Только после того, как Менгу-Тимур выдал русским церковным властям охранную
грамоту, церковь еще раз оказалась на твердой почве и могла постепенно
реорганизоваться; по прошествии времени в некоторых отношениях она стала
даже сильнее, чем до монгольского нашествия. И правда, руководимая греческими
митрополитами, посвященными в сан Византии, защищенная ханской грамотой,
церковь на Руси тогда меньше зависела от княжеской власти, чем в какой либо
иной период русской истории. Это время было также периодом, когда русская
церковь имела возможность создать мощную материальную базу для своей
деятельности. Уровень процветания, достигнутый церковью к концу первого
века монгольского владычества, поначалу чрезвычайно помог в ее духовной
деятельности.
Среди задач, стоявших перед церковью в монгольский период, первой была задача
оказания моральной поддержки ожесточенным и озлобленным людям – от князей до
простолюдинов. Связанной с первой была и более общая миссия – завершить
христианизацию русского народа. В киевский период христианство утвердилось
среди высших классов и горожан. Большая часть монастырей, основанных в то
время, находилась в городах. В сельских районах христианский слой был
довольно тонким, и пережитки язычества еще не были побеждены. Только в
период монгольского ига сельское население Восточной Руси было более
основательно христианизировано. Это было достигнуто как энергичными усилиями
духовенства, так и ростом религиозного чувства среди духовной элиты самого
народа. Большая часть митрополитов того периода проводила много времени,
путешествуя по всей Руси в попытках исправить пороки церковной администрации
и направить деятельность епископов и священников. Было организовано несколько
новых епархий, четыре в Восточной Руси, две в Западной. Количество церквей и
монастырей постоянно увеличивалось и в городах, и в сельских районах.

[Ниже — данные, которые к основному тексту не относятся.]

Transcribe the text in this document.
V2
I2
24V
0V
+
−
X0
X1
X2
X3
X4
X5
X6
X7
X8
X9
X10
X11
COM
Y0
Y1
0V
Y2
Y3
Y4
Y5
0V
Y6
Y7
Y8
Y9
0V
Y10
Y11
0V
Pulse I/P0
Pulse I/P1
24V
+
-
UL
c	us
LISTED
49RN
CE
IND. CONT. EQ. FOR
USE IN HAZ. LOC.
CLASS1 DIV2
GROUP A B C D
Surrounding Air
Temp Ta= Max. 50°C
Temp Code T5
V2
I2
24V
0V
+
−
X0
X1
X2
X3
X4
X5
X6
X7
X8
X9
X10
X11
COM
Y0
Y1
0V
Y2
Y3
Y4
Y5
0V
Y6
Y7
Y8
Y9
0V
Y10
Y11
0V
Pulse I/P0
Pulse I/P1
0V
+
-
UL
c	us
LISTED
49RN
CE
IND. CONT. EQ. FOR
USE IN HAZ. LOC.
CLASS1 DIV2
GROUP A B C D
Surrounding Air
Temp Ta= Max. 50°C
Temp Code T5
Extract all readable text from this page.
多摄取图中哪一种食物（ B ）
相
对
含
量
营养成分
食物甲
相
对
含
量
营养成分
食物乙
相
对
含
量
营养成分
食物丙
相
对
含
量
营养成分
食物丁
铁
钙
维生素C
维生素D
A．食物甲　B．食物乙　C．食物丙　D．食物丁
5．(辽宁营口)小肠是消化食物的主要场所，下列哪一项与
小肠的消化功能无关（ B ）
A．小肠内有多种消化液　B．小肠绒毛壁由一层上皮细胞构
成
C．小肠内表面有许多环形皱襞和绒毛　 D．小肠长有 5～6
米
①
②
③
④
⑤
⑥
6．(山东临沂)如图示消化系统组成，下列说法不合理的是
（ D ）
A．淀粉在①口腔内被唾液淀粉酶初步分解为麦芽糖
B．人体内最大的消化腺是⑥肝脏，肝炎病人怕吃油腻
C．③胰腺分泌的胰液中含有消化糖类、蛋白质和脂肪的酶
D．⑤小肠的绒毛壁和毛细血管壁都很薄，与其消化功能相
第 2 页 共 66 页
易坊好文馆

Согласно Ключевскому, в первое столетие монгольского периода основали
тридцать монастырей и примерно в пять раз больше - во второе. Характерной
чертой нового монастырского движения являлась инициатива молодых людей с
горячим религиозным чувством, которые, приняв монашеский сан, удалялись в
пустыни для тяжелой работы, молитв и размышлений. Несчастья монгольского
нашествия и княжеских усобиц, а также суровые условия жизни в целом
способствовали распространению подобных умонастроений. Вдохновителем
монашеского движения стал преподобный Сергий Радонежский, оказавший огромное
влияние на духовное развитие и своих современников, и последующих поколений.
Примером своей жизни, высотой своего духа Сергий поднял упавший дух родного
народа, пробудил в нем доверие к себе, к своим силам, вдохнул веру в будущее,
в возможность победы над монгольскими захватчиками. Кроме того, новые
монастыри становились опорными пунктами крестьянской колонизации верхней
Волги и северных районов Руси.
Церковный дух нашел яркое выражение в литературе, прежде всего в поучениях
епископов и житиях святых, а также в биографиях некоторых русских князей.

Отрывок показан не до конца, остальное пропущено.